From what I can remember, and I'll admit I'm being lazy in not looking up the specifics, caffeine does spare your glycogen stores by shunting your metabolism towards fat burning. In a long event like a marathon and an Ironman, this may be significant. The dosage of the studies that I had read indicated that 9mg/kg was the effective dose. Thus for me as a 70 kg male I was taking 6x100 mg pills. This is a lot of caffeine. I have since been told by a nutritionist that an ergogenic effect can be obtained with lower dosages than this, and apparently at dosages that would leave most people with a negative urine test (ie. below the restricted urine level), however as Francois stated clearance is likely individual.
The time I had a bad experience I took the caffeine about 1 hour before the event started. My stomach was upset, I was agitated and on the run I had bad calf cramps.
I have found no ill effects if I took the caffeine 20 minutes before race start and with a gel or part of a power bar. The research that I remember indicated that the caffeine should be taken 1-2 hours before the event or workout so I don't know if the T-20 protocol is of any use. NONE OF THE STUDIES I have read looked at continual dosing of caffeine, so I wouldn't recommend the "one pill an hour" protocol.
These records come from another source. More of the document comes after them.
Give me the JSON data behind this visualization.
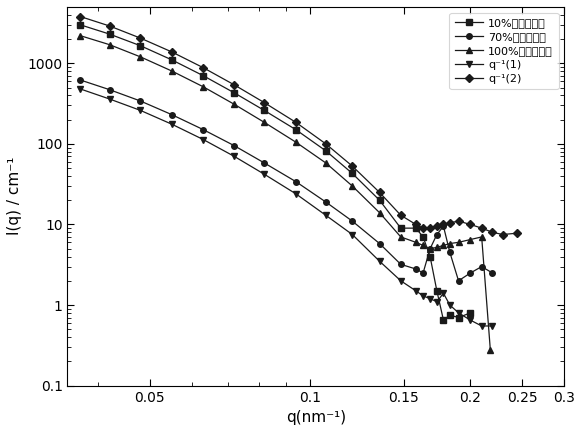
{
  "title": "",
  "xlabel": "q(nm⁻¹)",
  "ylabel": "I(q) / cm⁻¹",
  "xlim": [
    0.035,
    0.3
  ],
  "ylim": [
    0.1,
    5000
  ],
  "legend_labels": [
    "10%氯代环已烷",
    "70%氯代环已烷",
    "100%氯代环已烷",
    "q⁻¹(1)",
    "q⁻¹(2)"
  ],
  "series": {
    "s10": {
      "q": [
        0.037,
        0.042,
        0.048,
        0.055,
        0.063,
        0.072,
        0.082,
        0.094,
        0.107,
        0.12,
        0.135,
        0.148,
        0.158,
        0.163,
        0.168,
        0.173,
        0.178,
        0.183,
        0.19,
        0.2
      ],
      "I": [
        3000,
        2300,
        1650,
        1100,
        700,
        430,
        260,
        150,
        82,
        43,
        20,
        9,
        9,
        7,
        4,
        1.5,
        0.65,
        0.75,
        0.7,
        0.8
      ],
      "marker": "s",
      "color": "#1a1a1a"
    },
    "s70": {
      "q": [
        0.037,
        0.042,
        0.048,
        0.055,
        0.063,
        0.072,
        0.082,
        0.094,
        0.107,
        0.12,
        0.135,
        0.148,
        0.158,
        0.163,
        0.168,
        0.173,
        0.178,
        0.183,
        0.19,
        0.2,
        0.21,
        0.22
      ],
      "I": [
        620,
        470,
        340,
        230,
        150,
        95,
        58,
        34,
        19,
        11,
        5.8,
        3.2,
        2.8,
        2.5,
        5.0,
        7.5,
        9.5,
        4.5,
        2.0,
        2.5,
        3.0,
        2.5
      ],
      "marker": "o",
      "color": "#1a1a1a"
    },
    "s100": {
      "q": [
        0.037,
        0.042,
        0.048,
        0.055,
        0.063,
        0.072,
        0.082,
        0.094,
        0.107,
        0.12,
        0.135,
        0.148,
        0.158,
        0.163,
        0.168,
        0.173,
        0.178,
        0.183,
        0.19,
        0.2,
        0.21,
        0.218
      ],
      "I": [
        2200,
        1700,
        1200,
        800,
        510,
        310,
        185,
        105,
        58,
        30,
        14,
        7,
        6,
        5.5,
        5.0,
        5.2,
        5.5,
        5.8,
        6.0,
        6.5,
        7.0,
        0.28
      ],
      "marker": "^",
      "color": "#1a1a1a"
    },
    "q4_1": {
      "q": [
        0.037,
        0.042,
        0.048,
        0.055,
        0.063,
        0.072,
        0.082,
        0.094,
        0.107,
        0.12,
        0.135,
        0.148,
        0.158,
        0.163,
        0.168,
        0.173,
        0.178,
        0.183,
        0.19,
        0.2,
        0.21,
        0.22
      ],
      "I": [
        480,
        360,
        260,
        175,
        113,
        70,
        42,
        24,
        13,
        7.5,
        3.5,
        2.0,
        1.5,
        1.3,
        1.2,
        1.1,
        1.4,
        1.0,
        0.8,
        0.65,
        0.55,
        0.55
      ],
      "marker": "v",
      "color": "#1a1a1a"
    },
    "q4_2": {
      "q": [
        0.037,
        0.042,
        0.048,
        0.055,
        0.063,
        0.072,
        0.082,
        0.094,
        0.107,
        0.12,
        0.135,
        0.148,
        0.158,
        0.163,
        0.168,
        0.173,
        0.178,
        0.183,
        0.19,
        0.2,
        0.21,
        0.22,
        0.23,
        0.245
      ],
      "I": [
        3800,
        2900,
        2050,
        1380,
        880,
        540,
        325,
        185,
        100,
        53,
        25,
        13,
        10,
        9,
        9,
        9.5,
        10,
        10.5,
        11,
        10,
        9,
        8,
        7.5,
        7.8
      ],
      "marker": "D",
      "color": "#1a1a1a"
    }
  },
  "linewidth": 0.9,
  "markersize": 4,
  "background_color": "#ffffff"
}
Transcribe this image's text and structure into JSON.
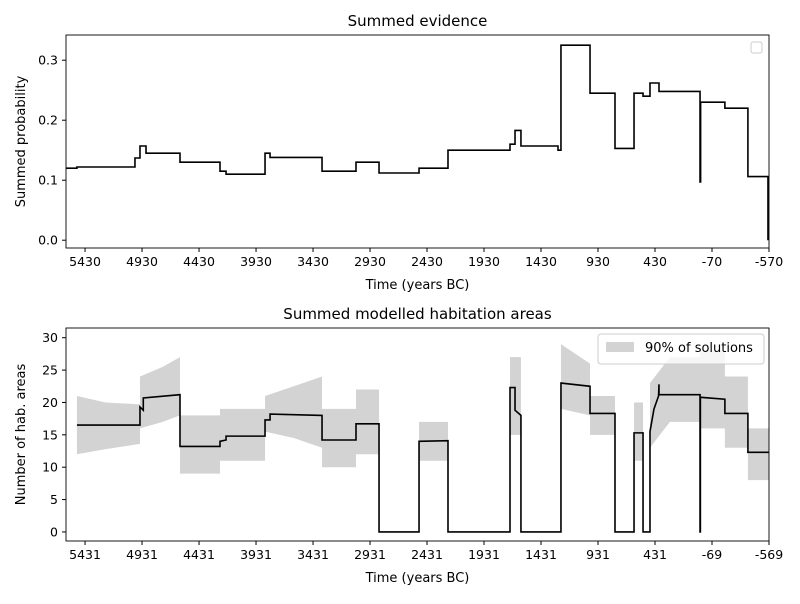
{
  "chart_data": [
    {
      "type": "line",
      "title": "Summed evidence",
      "xlabel": "Time (years BC)",
      "ylabel": "Summed probability",
      "xlim": [
        5597,
        -570
      ],
      "xticks": [
        5430,
        4930,
        4430,
        3930,
        3430,
        2930,
        2430,
        1930,
        1430,
        930,
        430,
        -70,
        -570
      ],
      "ylim": [
        -0.013,
        0.342
      ],
      "yticks": [
        {
          "value": 0,
          "label": "0.0"
        },
        0.1,
        0.2,
        0.3
      ],
      "legend": "upper right",
      "series": [
        {
          "color": "#000000",
          "x": [
            5597,
            5501,
            5501,
            4992,
            4992,
            4948,
            4948,
            4895,
            4895,
            4597,
            4597,
            4246,
            4246,
            4193,
            4193,
            3851,
            3851,
            3807,
            3807,
            3351,
            3351,
            3053,
            3053,
            2851,
            2851,
            2500,
            2500,
            2246,
            2246,
            1702,
            1702,
            1658,
            1658,
            1606,
            1606,
            1281,
            1281,
            1255,
            1255,
            1000,
            1000,
            781,
            781,
            614,
            614,
            535,
            535,
            474,
            474,
            395,
            395,
            35,
            35,
            30,
            30,
            -183,
            -183,
            -385,
            -385,
            -561,
            -561
          ],
          "values": [
            0.12,
            0.12,
            0.122,
            0.122,
            0.137,
            0.137,
            0.157,
            0.157,
            0.145,
            0.145,
            0.13,
            0.13,
            0.115,
            0.115,
            0.11,
            0.11,
            0.145,
            0.145,
            0.138,
            0.138,
            0.115,
            0.115,
            0.13,
            0.13,
            0.112,
            0.112,
            0.12,
            0.12,
            0.15,
            0.15,
            0.16,
            0.16,
            0.183,
            0.183,
            0.157,
            0.157,
            0.15,
            0.15,
            0.325,
            0.325,
            0.245,
            0.245,
            0.153,
            0.153,
            0.245,
            0.245,
            0.24,
            0.24,
            0.262,
            0.262,
            0.248,
            0.248,
            0.097,
            0.097,
            0.23,
            0.23,
            0.22,
            0.22,
            0.106,
            0.106,
            0
          ]
        }
      ]
    },
    {
      "type": "line",
      "title": "Summed modelled habitation areas",
      "xlabel": "Time (years BC)",
      "ylabel": "Number of hab. areas",
      "xlim": [
        5598,
        -569
      ],
      "xticks": [
        5431,
        4931,
        4431,
        3931,
        3431,
        2931,
        2431,
        1931,
        1431,
        931,
        431,
        -69,
        -569
      ],
      "ylim": [
        -1.4,
        31.5
      ],
      "yticks": [
        0,
        5,
        10,
        15,
        20,
        25,
        30
      ],
      "legend": "upper right",
      "series": [
        {
          "name": "90% of solutions",
          "color": "#d3d3d3",
          "kind": "band",
          "x": [
            5502,
            5250,
            4949,
            4949,
            4750,
            4598,
            4598,
            4247,
            4247,
            3852,
            3852,
            3600,
            3352,
            3352,
            3054,
            3054,
            2852,
            2852,
            2501,
            2501,
            2247,
            2247,
            1703,
            1703,
            1607,
            1607,
            1256,
            1256,
            1001,
            1001,
            782,
            782,
            615,
            615,
            536,
            536,
            475,
            475,
            300,
            36,
            36,
            -182,
            -182,
            -384,
            -384,
            -569
          ],
          "lower": [
            12,
            12.8,
            13.6,
            16,
            17,
            18,
            9,
            9,
            11,
            11,
            15.5,
            14.5,
            13,
            10,
            10,
            12,
            12,
            0,
            0,
            11,
            11,
            0,
            0,
            15,
            15,
            0,
            0,
            19,
            18,
            15,
            15,
            0,
            0,
            11,
            11,
            0,
            0,
            13,
            17,
            17,
            16,
            16,
            13,
            13,
            8,
            8
          ],
          "upper": [
            21,
            20,
            19.7,
            24,
            25.5,
            27,
            18,
            18,
            19,
            19,
            21,
            22.5,
            24,
            19,
            19,
            22,
            22,
            0,
            0,
            17,
            17,
            0,
            0,
            27,
            27,
            0,
            0,
            29,
            26,
            21,
            21,
            0,
            0,
            20,
            20,
            0,
            0,
            23,
            27,
            27,
            28,
            28,
            24,
            24,
            16,
            16
          ]
        },
        {
          "color": "#000000",
          "kind": "line",
          "x": [
            5502,
            4949,
            4949,
            4920,
            4920,
            4598,
            4598,
            4247,
            4247,
            4194,
            4194,
            3852,
            3852,
            3808,
            3808,
            3352,
            3352,
            3054,
            3054,
            2852,
            2852,
            2501,
            2501,
            2247,
            2247,
            1703,
            1703,
            1659,
            1659,
            1607,
            1607,
            1256,
            1256,
            1001,
            1001,
            782,
            782,
            615,
            615,
            536,
            536,
            475,
            475,
            440,
            400,
            396,
            396,
            36,
            36,
            33,
            33,
            -182,
            -182,
            -384,
            -384,
            -569
          ],
          "values": [
            16.5,
            16.5,
            19.3,
            18.8,
            20.7,
            21.2,
            13.2,
            13.2,
            14,
            14.2,
            14.8,
            14.8,
            17.3,
            17.3,
            18.2,
            18,
            14.2,
            14.2,
            16.7,
            16.7,
            0,
            0,
            14,
            14.1,
            0,
            0,
            22.3,
            22.3,
            18.8,
            18,
            0,
            0,
            23,
            22.5,
            18.3,
            18.3,
            0,
            0,
            15.3,
            15.3,
            0,
            0,
            15.5,
            19,
            21,
            22.8,
            21.2,
            21.2,
            0,
            0,
            20.8,
            20.5,
            18.3,
            18.3,
            12.3,
            12.3
          ]
        }
      ]
    }
  ]
}
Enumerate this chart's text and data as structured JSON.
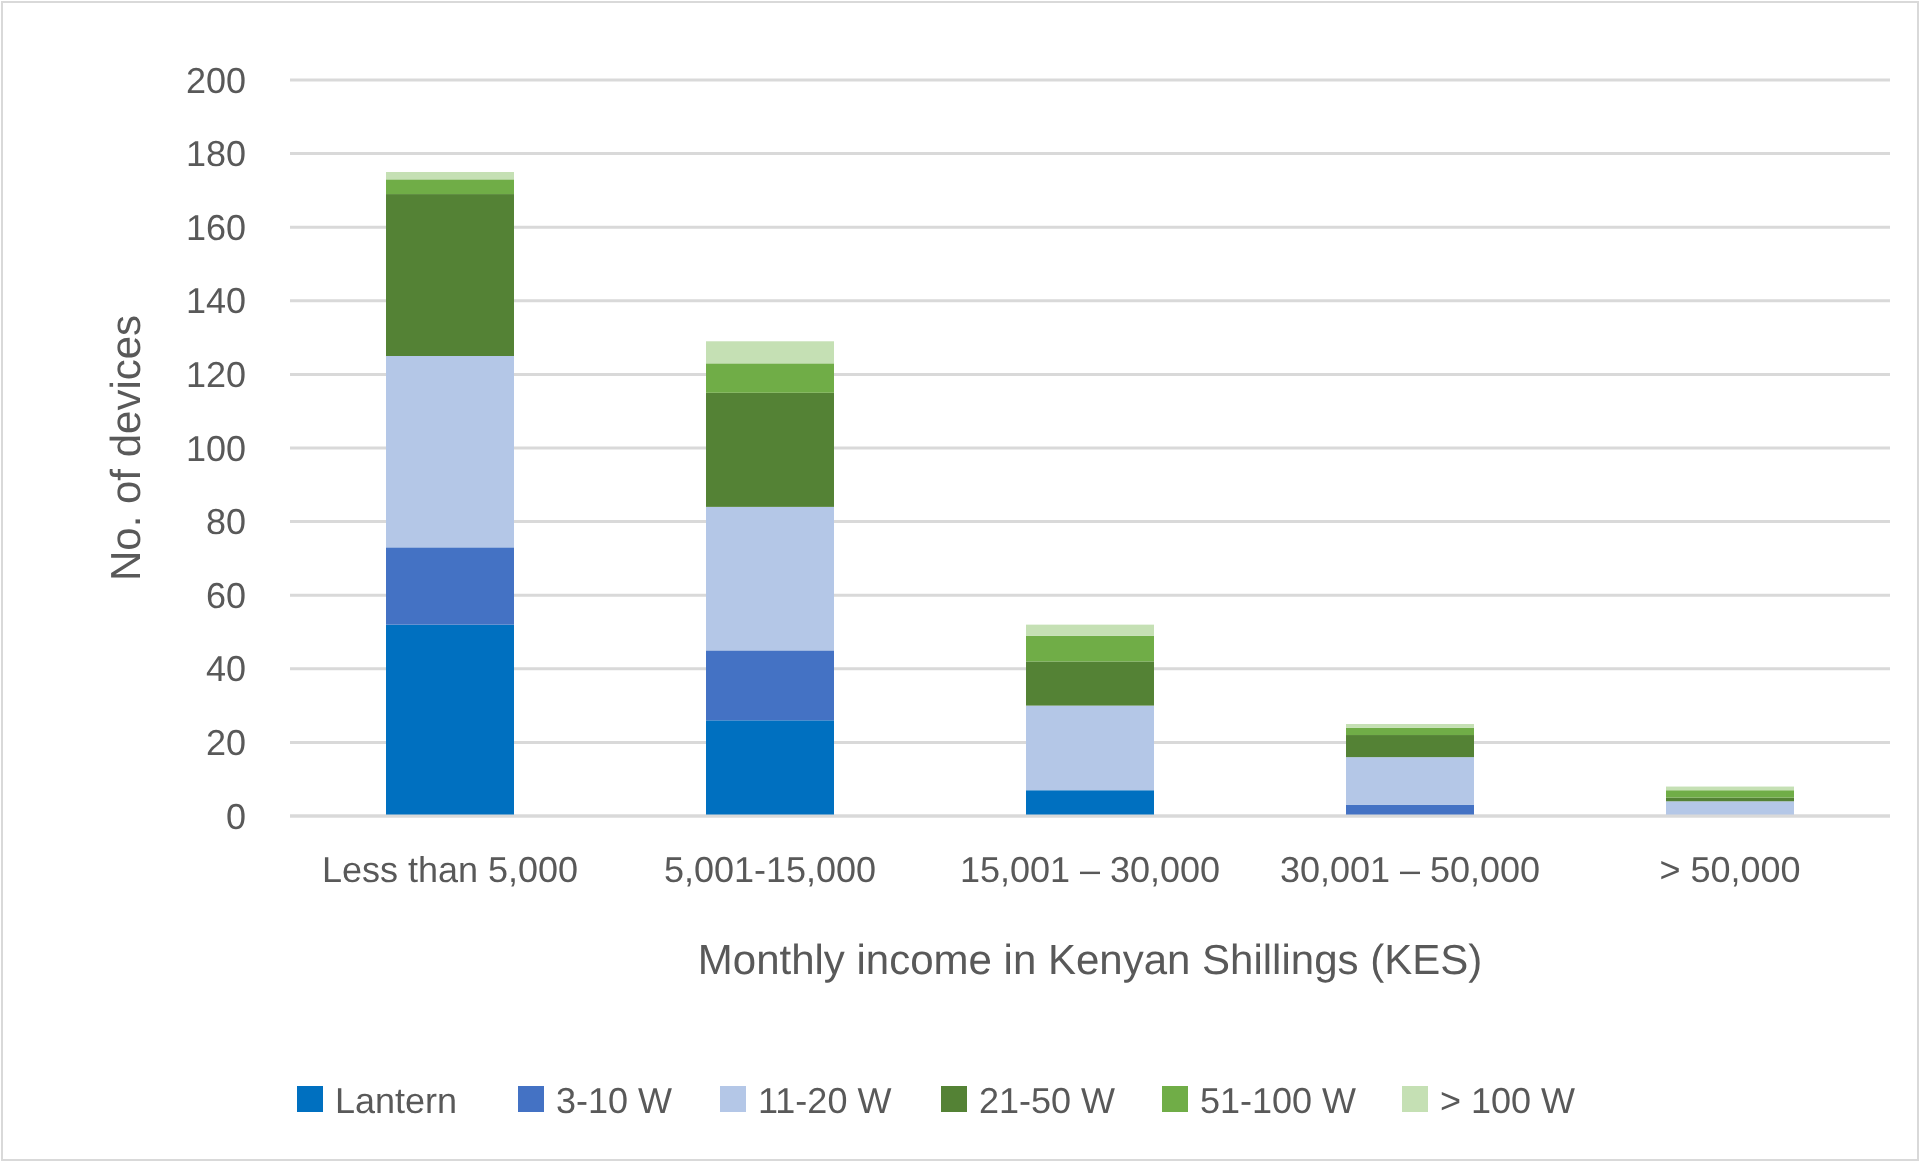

At least one of the ill effects of caffeine (increased water loss) does not occur while exercising. I don't know if increased heart rate occurs.
If you are planning on racing with caffeine, you should experiment with it in training.
I don't think caffeine is "an integral part of race nutrition". It is likely much more important to get your pacing, fuel and fluid replacement down pat.
I'm not trying to encourage caffeine usage as a supplement, but instead provide FYI. Use the info and caffeine as you see fit.
Among other things, it will enable you to burn more fat during excericse (something to do with free fatty acids) and it will delay the time till AT allowing you to ride or run harder - longer.
That said, caffeine affects everyone differently. Experiment in training.